En la cocina, detrás de mí, Garrett abre el frigorífico y coge una botella de Gatorade Glazier Freeze. Empieza a bebérselo, pero lo detengo al tercer trago.

—Déjalo en el frigo. Guarda para después.

—Pero tengo sed ahora —protesta.

Tiene diez años, seis menos que yo. Los críos de diez años tienen problemas con esto de la satisfacción inmediata.

De todos modos, ya casi se lo había bebido entero, así que dejo que se lo acabe. Tomo nota de lo que queda en el frigorífico: un par de cervezas, tres botellas más de Gatorade, una botella de leche casi vacía y sobras de comida.

¿No os ha pasado nunca eso de no saber la sed que tenéis hasta darle el primer trago a la bebida? Bueno, pues de repente yo tengo esa sensación con tan sólo mirar el frigo.

Es lo más parecido a una premonición que he tenido en mi vida.

Oigo a los vecinos en la calle. Los conocemos, nos cruzamos con ellos de vez en cuando. El único momento en que muchos de ellos salen a la vez a la calle es el cuatro de julio o cuando hay un terremoto.

Mis padres, Garrett y yo también gravitamos hacia el exterior, todos allí de pie en un extraño conjunto, mirándonos los unos a los otros en busca de consejo o, al menos, de una confirmación de que esto está pasando de verdad. Jeannette y Stu Leeson, del otro lado de la calle, los Malecki y su recién nacido, y el señor Burnside, que tiene setenta años desde que lo conozco. Y, tal como esperábamos, no vemos a la familia huraña de la casa de al lado, los McCracken, que seguramente se habrán atrincherado dentro de su fortaleza suburbana tras escuchar las noticias.

Nos quedamos allí, mirándonos, con las manos en los bolsillos, evitando mirarnos a los ojos, como mis compañeros en el baile de graduación.

—Vale —dice por fin mi padre—, ¿cuál de vosotros ha cabreado a Arizona y a Nevada?

Todos se ríen entre dientes. No porque tenga mucha gracia, sino porque alivia un poco la tensión.

El señor Burnside arquea las cejas.

—Odio recordaros que os lo dije, pero ¿no os dije que acapararían lo que quedara del río Colorado? Hemos dejado que ese río fuera nuestro único salvavidas. Fue un error ponernos en una posición tan vulnerable.

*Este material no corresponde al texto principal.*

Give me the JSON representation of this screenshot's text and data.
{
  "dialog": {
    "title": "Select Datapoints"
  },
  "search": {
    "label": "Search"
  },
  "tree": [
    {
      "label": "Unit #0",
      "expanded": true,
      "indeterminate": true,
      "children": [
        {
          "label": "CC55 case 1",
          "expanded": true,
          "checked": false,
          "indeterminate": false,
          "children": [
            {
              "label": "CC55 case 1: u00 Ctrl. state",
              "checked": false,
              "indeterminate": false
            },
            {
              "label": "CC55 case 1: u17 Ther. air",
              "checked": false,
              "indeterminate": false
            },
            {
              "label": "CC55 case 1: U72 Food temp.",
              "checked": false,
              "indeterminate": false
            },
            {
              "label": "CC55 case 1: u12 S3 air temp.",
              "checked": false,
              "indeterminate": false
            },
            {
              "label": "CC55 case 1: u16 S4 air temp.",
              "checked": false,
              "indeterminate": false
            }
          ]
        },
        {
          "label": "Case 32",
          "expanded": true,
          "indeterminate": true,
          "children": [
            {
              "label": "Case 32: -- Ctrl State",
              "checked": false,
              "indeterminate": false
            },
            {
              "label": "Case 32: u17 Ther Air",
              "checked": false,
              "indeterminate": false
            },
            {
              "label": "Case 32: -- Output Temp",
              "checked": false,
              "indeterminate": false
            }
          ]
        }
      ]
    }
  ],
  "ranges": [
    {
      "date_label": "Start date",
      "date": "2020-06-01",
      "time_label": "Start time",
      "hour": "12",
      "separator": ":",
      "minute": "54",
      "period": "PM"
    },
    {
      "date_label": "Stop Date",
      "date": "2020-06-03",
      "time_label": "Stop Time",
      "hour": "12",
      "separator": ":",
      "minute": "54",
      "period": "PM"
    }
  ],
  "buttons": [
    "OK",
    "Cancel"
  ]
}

Antes nadie sabía mucho ni tampoco se interesaba por el origen de nuestra agua. Siempre estaba allí. Pero, cuando el Valle Central empezó a secarse y el precio de los productos agrícolas subió por las nubes, la gente empezó a prestar atención. O, al menos, la suficiente atención como para aprobar leyes y propuestas de los votantes. La mayoría no servía para nada, pero así los ciudadanos tenían la impresión de que se hacía algo. Como la Iniciativa del Uso Frívolo, que ilegalizó cosas como lanzar globos de agua.

—Las Vegas todavía tiene agua —comenta alguien.

Nuestro vecino, Stu, niega con la cabeza.

—Sí, pero acabo de intentar reservar una habitación en un hotel de allí: un millón de habitaciones de hotel y no hay ni una disponible.

El señor Burnside se ríe sin mucho humor, como si disfrutara con la desgracia de Stu.

—Ciento veinticuatro mil habitaciones de hotel, en realidad. Parece que mucha gente ha tenido la misma idea.

—¡Ja! ¿Te imaginas el tráfico en la interestatal para llegar allí? —dice mi madre, algo frustrada—. ¡Mejor que no te pille el atasco!

Y después aporto mi granito de arena:

—Si están desviando el resto del agua a los «servicios esenciales», quiere decir que todavía queda algo. Alguien debería demandarlos para que soltaran un poco. Para que fuera como los apagones programados y cada barrio contara con un poco de agua cada día.

Mis padres parecen impresionados por la sugerencia. Los demás me miran con la típica cara de «ay, qué mona» que tanto me cabrea. Mis padres están convencidos de que un día seré abogada. Es posible, pero sospecho que, si llego a serlo, no será más que un medio para un fin; aunque todavía no tengo claro de qué fin se trataría.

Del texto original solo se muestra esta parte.